The number of records in a push equals the push interval divided by the sample interval time multiplied by the number of groups, plus one header per group.

( ( push interval ÷ sample interval time ) x number of groups ) +1 header record per group = number of records in a push

For example, if you set a push interval time of 60 minutes and a sample interval time of 5 minutes, with 10 groups, the SBC would send 120 group records plus 10 header records (for a total of 130 records) for each push:

[(60 ÷ 5) x 10] +10 = 130

You can configure an option parameter (disabled by default) that instructs the SBC to send a trap when data has been successfully pushed. This trap is defined in the ap-smgmt.mib. It contains the name of the node that successfully pushed the HDR file to an SFTP server, a unique file name for the HDR file that was pushed, and the IP address of the push receiver (configured in the global collection configuration). For more information about the HDR SNMP traps, see the product-specific SBC MIB Reference Guide.

Note:

The SBC clears all local records after a successful push, after 3 consecutive push failures, and after a system reboot.

Windows of Time

Many tables in this guide identify data types of counter, gauge, config, timeticks, and period.

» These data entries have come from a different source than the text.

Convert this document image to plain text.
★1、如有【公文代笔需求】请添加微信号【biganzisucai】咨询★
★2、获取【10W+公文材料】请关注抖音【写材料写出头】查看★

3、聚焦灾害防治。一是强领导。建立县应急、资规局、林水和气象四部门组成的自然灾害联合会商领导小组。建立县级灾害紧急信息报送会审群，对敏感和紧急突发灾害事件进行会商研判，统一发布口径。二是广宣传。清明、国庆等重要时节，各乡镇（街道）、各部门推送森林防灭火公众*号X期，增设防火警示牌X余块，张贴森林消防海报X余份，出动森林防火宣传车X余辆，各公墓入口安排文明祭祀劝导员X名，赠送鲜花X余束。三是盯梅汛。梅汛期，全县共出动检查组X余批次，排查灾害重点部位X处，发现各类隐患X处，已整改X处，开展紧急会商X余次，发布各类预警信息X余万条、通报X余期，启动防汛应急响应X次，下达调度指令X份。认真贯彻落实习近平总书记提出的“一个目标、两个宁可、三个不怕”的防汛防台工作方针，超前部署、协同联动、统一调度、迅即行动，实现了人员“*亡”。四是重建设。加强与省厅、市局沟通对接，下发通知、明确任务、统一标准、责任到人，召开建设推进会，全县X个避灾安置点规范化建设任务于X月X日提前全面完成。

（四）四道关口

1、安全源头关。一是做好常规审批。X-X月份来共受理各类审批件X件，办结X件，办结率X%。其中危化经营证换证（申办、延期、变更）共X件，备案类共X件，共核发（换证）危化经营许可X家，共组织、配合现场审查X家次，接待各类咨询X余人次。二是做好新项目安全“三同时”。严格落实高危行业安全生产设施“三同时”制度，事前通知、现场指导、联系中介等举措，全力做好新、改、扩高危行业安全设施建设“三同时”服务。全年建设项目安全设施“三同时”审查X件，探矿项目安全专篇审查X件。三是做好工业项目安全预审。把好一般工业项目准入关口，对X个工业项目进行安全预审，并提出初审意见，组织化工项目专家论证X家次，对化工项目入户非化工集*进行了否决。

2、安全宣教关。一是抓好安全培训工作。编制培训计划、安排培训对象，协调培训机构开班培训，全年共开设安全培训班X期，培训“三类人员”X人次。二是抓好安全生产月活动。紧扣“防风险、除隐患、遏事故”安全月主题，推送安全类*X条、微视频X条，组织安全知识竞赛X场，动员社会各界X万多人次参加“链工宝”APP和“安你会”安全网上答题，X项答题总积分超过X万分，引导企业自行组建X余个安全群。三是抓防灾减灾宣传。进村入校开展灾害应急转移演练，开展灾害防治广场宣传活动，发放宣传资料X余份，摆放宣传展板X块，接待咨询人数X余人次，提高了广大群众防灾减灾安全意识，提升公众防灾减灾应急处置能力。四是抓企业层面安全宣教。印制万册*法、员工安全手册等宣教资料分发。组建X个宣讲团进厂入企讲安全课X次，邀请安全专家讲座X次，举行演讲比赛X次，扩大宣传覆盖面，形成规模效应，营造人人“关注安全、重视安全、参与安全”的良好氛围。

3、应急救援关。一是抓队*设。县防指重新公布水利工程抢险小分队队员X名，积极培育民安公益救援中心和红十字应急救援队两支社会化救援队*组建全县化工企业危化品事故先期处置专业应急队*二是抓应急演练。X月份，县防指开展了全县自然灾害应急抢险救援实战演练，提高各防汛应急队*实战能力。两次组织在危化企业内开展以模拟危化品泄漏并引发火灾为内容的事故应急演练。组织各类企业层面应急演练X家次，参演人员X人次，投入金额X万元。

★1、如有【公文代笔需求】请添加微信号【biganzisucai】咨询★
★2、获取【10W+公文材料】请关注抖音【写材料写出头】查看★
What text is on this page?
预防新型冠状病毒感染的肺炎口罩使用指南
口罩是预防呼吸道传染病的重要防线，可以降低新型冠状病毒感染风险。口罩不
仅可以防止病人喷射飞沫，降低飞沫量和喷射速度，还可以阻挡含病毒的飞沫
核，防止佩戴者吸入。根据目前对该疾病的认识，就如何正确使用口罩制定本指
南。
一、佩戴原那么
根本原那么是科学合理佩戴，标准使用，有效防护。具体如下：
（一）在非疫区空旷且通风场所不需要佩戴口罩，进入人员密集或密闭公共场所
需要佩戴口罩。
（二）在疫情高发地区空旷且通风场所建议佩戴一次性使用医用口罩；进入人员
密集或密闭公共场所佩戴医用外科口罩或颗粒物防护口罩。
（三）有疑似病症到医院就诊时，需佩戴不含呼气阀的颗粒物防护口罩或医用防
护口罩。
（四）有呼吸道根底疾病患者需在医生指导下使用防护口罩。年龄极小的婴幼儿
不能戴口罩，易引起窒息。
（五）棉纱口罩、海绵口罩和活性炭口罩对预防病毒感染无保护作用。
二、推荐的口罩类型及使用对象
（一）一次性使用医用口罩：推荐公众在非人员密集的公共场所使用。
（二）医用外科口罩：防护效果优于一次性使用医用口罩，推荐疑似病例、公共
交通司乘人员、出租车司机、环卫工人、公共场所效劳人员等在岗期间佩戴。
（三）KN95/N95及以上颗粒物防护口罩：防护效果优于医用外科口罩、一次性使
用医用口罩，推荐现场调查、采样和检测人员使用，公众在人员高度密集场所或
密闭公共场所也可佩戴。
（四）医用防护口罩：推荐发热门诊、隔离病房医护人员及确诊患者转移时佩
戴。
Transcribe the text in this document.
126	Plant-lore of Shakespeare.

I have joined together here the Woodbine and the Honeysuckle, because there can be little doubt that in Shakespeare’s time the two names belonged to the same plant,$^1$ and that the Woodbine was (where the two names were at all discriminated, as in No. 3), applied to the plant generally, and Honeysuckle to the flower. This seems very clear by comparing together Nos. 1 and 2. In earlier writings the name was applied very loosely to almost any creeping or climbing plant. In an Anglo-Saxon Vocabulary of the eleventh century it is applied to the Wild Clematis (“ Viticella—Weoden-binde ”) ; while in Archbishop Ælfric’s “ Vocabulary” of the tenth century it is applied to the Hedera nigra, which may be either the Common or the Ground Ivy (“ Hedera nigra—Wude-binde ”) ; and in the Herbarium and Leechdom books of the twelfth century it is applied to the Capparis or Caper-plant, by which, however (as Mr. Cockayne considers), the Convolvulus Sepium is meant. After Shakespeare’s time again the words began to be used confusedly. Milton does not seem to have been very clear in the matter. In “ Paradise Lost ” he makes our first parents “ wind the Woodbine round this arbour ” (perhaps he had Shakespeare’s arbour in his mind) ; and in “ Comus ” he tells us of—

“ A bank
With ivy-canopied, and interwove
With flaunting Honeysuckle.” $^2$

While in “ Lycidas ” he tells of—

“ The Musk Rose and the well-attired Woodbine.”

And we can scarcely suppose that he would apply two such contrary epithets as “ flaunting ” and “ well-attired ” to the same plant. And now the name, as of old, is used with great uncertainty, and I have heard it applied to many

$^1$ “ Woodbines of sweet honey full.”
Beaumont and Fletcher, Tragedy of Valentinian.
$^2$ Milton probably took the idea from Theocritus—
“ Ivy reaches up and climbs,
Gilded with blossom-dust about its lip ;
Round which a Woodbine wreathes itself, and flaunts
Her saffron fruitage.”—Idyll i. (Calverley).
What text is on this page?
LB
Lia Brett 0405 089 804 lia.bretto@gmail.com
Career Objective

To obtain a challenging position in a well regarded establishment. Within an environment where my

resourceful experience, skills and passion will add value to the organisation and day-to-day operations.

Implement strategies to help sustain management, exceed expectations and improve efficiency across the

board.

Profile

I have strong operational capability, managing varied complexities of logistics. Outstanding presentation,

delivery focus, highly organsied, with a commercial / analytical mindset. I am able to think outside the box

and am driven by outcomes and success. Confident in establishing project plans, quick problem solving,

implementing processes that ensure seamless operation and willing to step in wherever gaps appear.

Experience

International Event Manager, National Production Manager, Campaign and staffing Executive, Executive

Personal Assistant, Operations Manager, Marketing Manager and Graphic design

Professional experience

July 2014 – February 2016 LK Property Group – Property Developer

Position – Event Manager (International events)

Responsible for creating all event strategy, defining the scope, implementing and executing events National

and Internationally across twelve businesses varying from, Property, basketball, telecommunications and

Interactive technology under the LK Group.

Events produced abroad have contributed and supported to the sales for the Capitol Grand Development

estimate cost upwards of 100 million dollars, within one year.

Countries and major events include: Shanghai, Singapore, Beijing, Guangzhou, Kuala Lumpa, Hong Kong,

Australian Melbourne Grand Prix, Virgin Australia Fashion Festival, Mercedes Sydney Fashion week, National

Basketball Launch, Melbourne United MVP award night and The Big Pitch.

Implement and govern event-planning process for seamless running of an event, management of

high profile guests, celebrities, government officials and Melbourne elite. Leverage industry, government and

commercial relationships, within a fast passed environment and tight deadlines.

A period type represents a value determined as the sum of a number of events which occurred during a specified window of time (or a time period). There are three possible windows in which events can occur:

  • current window
  • previous window
  • sliding window

The current window is the window during which events are currently being accumulated. The current window ends D seconds after the start of the current window, where D is the duration of the window. The current window is always less than D. Once the current window becomes of size D, it becomes the previous window, and a new current window is started.

The previous window is the time period of duration D which ended at the start of the current window.

The sliding window marks the period of time for the previous window, D, plus the time passed in the current window.

For example, if the default timer is set to 100 seconds, the sliding window represents the completed previous window (period 1 shown below) PLUS the time accrued in the current window (period 2 shown below). The sliding window here is 175 seconds. At the end of 199 seconds, the current window will become the previous window and the sliding window will begin counting up from the 100 second mark.


The statistic counter windows diagram is described above.

For the session-agent and session-realm HDR groups, the default timer value is 30 seconds. Thus the current window is between 0 and 30 seconds. When the current window reaches 30 seconds it becomes the previous window and a new current window is initialized. The initial sliding window is 30 seconds, and after that, the sliding window is between 30 and 60 seconds.

If the sustain-rate-window parameter is not configured, the default window size is 30 seconds. If the sustain-rate-window parameter is configured, the default period is set to the value of the sustained-rate-window.